Kohima, July 9 (MTNews):According to a top health department official, Nagaland is having trouble finding local specialists to fill faculty positions at the two newly established medical colleges that will begin operating from next year. This information was made public by the health director, Dr. Visasieu Kire, during the Nagaland Medical Students’ Association’s (NMSA) 24th general conference, which was held at the ATI Complex here with the subject “Learn to serve mankind.”
196 specialists are now employed by the state as regular in-service physicians in a variety of clinical and management positions, but the Indian Public Health Standards 2012 report say that the state is still in need of specialists for district hospitals and other health units. Without specifying the precise deficit, Kire said that the opening of two medical colleges—one in each of the districts of Kohima and Mon—for senior residents and teaching staff will result in a greater need for specialists.

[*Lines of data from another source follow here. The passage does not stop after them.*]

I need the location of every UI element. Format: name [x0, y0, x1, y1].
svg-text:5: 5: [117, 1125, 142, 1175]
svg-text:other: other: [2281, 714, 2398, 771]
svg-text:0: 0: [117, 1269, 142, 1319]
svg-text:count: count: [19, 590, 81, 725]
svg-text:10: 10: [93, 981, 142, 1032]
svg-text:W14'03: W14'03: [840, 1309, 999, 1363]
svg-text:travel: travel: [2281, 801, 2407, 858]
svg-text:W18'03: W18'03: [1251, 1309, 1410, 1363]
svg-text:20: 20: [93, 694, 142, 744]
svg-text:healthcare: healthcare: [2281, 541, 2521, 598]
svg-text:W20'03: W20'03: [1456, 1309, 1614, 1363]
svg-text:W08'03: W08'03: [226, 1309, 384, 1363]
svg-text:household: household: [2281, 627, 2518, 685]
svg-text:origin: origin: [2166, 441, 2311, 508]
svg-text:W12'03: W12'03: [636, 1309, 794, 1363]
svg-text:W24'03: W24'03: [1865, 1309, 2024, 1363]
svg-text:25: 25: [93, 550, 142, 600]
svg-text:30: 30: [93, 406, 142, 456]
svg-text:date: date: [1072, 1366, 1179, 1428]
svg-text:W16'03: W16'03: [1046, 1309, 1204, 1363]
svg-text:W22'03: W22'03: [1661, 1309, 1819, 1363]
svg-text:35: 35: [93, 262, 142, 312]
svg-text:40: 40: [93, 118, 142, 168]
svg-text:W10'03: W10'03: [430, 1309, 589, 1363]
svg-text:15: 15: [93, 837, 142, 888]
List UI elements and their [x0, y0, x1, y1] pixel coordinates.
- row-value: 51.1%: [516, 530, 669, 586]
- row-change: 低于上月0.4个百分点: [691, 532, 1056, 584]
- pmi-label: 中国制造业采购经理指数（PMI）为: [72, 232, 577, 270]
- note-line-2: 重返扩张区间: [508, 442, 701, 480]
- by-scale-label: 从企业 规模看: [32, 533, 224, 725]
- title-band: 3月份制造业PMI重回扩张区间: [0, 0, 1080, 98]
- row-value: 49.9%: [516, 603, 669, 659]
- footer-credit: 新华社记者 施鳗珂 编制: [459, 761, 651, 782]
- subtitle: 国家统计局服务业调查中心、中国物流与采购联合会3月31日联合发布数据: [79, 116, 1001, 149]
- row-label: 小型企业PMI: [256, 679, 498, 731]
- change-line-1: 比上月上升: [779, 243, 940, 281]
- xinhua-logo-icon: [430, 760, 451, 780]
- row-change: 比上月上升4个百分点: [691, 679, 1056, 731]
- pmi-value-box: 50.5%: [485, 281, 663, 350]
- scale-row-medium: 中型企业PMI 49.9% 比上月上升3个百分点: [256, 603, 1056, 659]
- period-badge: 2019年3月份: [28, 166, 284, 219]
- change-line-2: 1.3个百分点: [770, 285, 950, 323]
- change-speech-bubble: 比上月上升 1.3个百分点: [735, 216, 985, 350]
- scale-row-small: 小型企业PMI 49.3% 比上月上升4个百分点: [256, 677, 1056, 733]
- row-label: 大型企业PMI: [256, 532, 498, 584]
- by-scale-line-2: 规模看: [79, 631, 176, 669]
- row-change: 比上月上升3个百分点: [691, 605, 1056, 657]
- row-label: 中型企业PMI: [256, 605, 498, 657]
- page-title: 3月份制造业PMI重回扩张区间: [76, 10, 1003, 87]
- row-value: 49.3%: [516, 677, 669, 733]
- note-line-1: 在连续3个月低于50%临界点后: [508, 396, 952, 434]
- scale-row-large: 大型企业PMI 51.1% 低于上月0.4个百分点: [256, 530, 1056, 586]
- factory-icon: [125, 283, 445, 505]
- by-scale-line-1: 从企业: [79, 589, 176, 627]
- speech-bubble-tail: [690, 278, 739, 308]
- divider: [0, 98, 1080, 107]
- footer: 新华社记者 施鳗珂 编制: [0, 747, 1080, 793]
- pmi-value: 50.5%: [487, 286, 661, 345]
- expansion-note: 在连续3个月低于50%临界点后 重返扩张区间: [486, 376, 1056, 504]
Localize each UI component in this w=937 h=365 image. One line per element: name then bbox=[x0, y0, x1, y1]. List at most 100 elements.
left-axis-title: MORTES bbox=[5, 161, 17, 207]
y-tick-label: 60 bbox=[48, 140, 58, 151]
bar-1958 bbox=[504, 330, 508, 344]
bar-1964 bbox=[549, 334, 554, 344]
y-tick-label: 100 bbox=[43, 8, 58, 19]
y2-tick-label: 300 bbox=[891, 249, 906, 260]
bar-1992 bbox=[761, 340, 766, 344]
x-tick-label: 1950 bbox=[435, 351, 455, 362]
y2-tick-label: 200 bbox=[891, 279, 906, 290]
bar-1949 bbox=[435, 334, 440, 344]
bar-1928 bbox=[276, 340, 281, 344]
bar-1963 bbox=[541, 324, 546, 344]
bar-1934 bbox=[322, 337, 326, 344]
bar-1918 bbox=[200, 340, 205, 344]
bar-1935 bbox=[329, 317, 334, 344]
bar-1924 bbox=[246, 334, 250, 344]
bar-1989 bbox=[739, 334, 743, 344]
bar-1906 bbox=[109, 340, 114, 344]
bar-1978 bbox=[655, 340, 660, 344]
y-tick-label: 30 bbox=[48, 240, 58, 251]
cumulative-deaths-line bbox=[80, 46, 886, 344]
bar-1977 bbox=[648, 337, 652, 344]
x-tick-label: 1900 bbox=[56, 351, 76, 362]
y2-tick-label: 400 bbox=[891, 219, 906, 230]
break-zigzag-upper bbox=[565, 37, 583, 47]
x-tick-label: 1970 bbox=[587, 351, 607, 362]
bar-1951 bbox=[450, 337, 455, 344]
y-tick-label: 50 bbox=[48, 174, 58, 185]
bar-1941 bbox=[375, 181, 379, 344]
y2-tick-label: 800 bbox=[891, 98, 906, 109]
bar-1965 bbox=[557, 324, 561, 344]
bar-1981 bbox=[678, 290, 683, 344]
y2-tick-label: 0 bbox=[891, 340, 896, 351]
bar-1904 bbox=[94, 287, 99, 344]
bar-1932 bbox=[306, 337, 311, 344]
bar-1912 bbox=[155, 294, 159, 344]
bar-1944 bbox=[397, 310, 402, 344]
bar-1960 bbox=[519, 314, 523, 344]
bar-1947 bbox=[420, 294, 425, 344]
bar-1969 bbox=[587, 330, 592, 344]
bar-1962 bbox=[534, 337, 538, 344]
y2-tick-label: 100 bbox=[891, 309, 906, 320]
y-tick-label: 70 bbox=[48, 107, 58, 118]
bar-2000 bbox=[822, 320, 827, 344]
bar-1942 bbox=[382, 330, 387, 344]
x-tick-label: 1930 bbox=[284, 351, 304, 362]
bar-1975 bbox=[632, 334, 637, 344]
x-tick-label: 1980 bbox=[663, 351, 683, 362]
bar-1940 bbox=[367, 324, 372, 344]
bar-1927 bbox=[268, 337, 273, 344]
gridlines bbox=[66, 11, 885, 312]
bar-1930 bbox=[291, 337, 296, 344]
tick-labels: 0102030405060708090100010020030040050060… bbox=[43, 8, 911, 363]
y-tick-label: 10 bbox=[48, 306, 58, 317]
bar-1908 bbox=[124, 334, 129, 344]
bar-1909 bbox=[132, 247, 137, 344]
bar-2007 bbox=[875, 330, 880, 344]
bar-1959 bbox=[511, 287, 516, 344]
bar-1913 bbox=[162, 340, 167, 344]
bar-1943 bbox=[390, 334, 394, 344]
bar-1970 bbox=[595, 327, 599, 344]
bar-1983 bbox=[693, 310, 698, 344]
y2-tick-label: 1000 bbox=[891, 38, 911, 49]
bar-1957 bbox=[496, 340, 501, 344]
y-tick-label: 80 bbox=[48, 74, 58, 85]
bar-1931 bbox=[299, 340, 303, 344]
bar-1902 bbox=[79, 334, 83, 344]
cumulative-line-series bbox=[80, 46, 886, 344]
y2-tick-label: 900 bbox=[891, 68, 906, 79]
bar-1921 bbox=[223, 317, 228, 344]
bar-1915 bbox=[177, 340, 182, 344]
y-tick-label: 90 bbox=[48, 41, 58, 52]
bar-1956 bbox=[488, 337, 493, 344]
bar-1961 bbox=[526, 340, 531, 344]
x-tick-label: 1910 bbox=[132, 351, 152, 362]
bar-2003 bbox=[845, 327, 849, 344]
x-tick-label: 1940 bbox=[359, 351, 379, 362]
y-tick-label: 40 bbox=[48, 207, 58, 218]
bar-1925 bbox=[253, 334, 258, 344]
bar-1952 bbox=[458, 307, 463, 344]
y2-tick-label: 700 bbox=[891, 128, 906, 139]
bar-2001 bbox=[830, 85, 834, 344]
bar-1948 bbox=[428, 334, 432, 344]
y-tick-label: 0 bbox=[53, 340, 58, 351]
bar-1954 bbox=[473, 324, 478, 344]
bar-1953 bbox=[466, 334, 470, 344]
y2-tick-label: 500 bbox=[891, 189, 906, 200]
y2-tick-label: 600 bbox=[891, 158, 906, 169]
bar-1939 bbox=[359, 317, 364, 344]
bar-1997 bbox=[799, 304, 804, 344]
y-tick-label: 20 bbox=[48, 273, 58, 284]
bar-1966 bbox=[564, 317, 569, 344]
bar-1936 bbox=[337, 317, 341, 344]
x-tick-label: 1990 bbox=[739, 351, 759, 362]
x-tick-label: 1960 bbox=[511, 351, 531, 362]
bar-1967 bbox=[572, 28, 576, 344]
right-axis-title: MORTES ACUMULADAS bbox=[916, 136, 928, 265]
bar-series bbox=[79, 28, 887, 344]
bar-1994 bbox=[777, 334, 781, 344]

MBBS alone will not qualify one to be a faculty member of a medical college, she added, and each medical college will need at least 88 faculties for 22 distinct departments on the first year of start. A letter of permit (LoP) for the first medical college in Kohima will be finalized by October, according to Kire, although it will be challenging to fill the 88 academic positions, such as professor and associate professor.
She bemoaned the lack of interest in preclinical research in the state, saying that as MBBS students, now is the ideal moment for them to undertake these studies, publish their findings in journals, and get admission to the faculty of medical colleges. “Because it is our medical college, we might try to join as professors,” she suggested.